7.               In the event:  (i) the Company fails to make any payment owing hereunder when the same shall become due and payable; (ii) any covenant or representation or warranty set forth herein is breached; (iii) the “Commitment” (as defined in the Supplement) expires prior to the expiration date of any Credit; or (iv) an “Event of Default” (as defined in the MLA) occurs under the MLA, then, in any such event, the amount of each Credit, together with any amounts payable by us in connection therewith, shall, at CoBank’s option, become immediately due and payable.
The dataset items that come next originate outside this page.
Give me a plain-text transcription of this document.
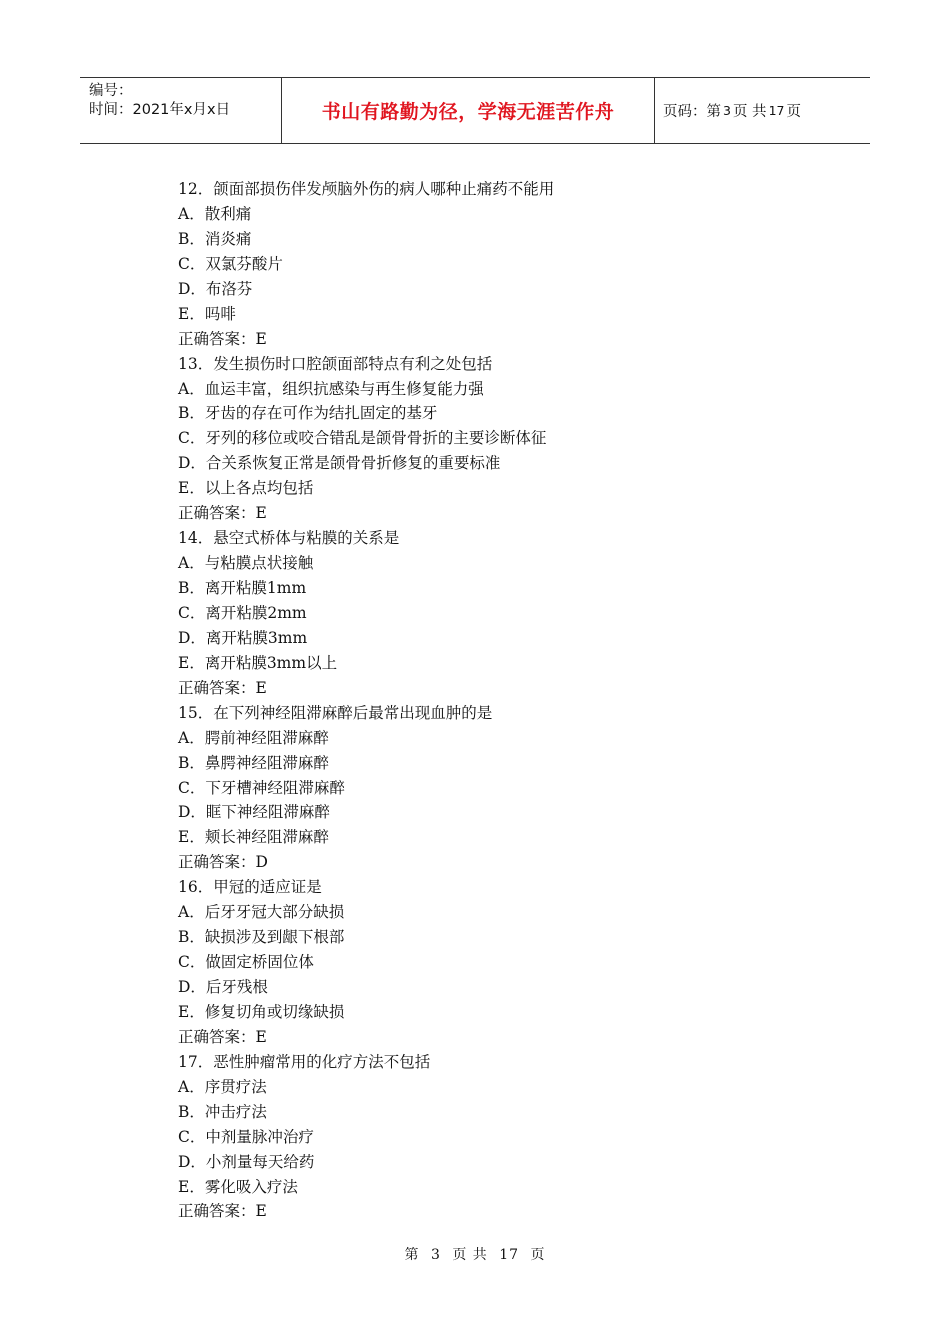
编号：
时间：2021年x月x日	书山有路勤为径，学海无涯苦作舟	页码：第 3 页 共 17 页
12．颌面部损伤伴发颅脑外伤的病人哪种止痛药不能用
A．散利痛
B．消炎痛
C．双氯芬酸片
D．布洛芬
E．吗啡
正确答案：E
13．发生损伤时口腔颌面部特点有利之处包括
A．血运丰富，组织抗感染与再生修复能力强
B．牙齿的存在可作为结扎固定的基牙
C．牙列的移位或咬合错乱是颌骨骨折的主要诊断体征
D．合关系恢复正常是颌骨骨折修复的重要标准
E．以上各点均包括
正确答案：E
14．悬空式桥体与粘膜的关系是
A．与粘膜点状接触
B．离开粘膜1mm
C．离开粘膜2mm
D．离开粘膜3mm
E．离开粘膜3mm以上
正确答案：E
15．在下列神经阻滞麻醉后最常出现血肿的是
A．腭前神经阻滞麻醉
B．鼻腭神经阻滞麻醉
C．下牙槽神经阻滞麻醉
D．眶下神经阻滞麻醉
E．颊长神经阻滞麻醉
正确答案：D
16．甲冠的适应证是
A．后牙牙冠大部分缺损
B．缺损涉及到龈下根部
C．做固定桥固位体
D．后牙残根
E．修复切角或切缘缺损
正确答案：E
17．恶性肿瘤常用的化疗方法不包括
A．序贯疗法
B．冲击疗法
C．中剂量脉冲治疗
D．小剂量每天给药
E．雾化吸入疗法
正确答案：E
第 3 页 共 17 页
To the extent that any amount paid by the Company pursuant to this Section 7 shall not then be due under the terms of a Credit, such payment shall serve as security for the Company’s obligation to indemnify CoBank for any amounts subsequently disbursed by CoBank pursuant to a Credit.  Furthermore, upon the institution of any legal proceeding described in Section 6(ii) hereof, the Company will, on demand, assign and deliver to CoBank, as security for the Company’s obligation to indemnify CoBank, cash collateral in an amount satisfactory to CoBank.

 

8.               CoBank shall be fully protected in, and shall incur no liability to the Company for acting upon, any oral, telephonic, facsimile, cable or other electronic instructions which CoBank in good faith believes to have been given by any authorized person.  CoBank may, at its option, use any means of verifying any instructions received by it and may also, at its option, refuse to act on any oral, telephonic, facsimile, cable or other electronic instructions or any part thereof, without incurring any responsibility for any loss, liability or expenses arising out of such refusal.

 

9.               The Uniform Customs and Practice as most recently published by the International Chamber of Commerce (hereafter called the “UCP”) shall in all respects be deemed a part hereof as fully as if incorporated herein, and shall apply to the Credits.  To the extent the UCP is inconsistent with the governing law set forth in the MLA, the UCP shall control.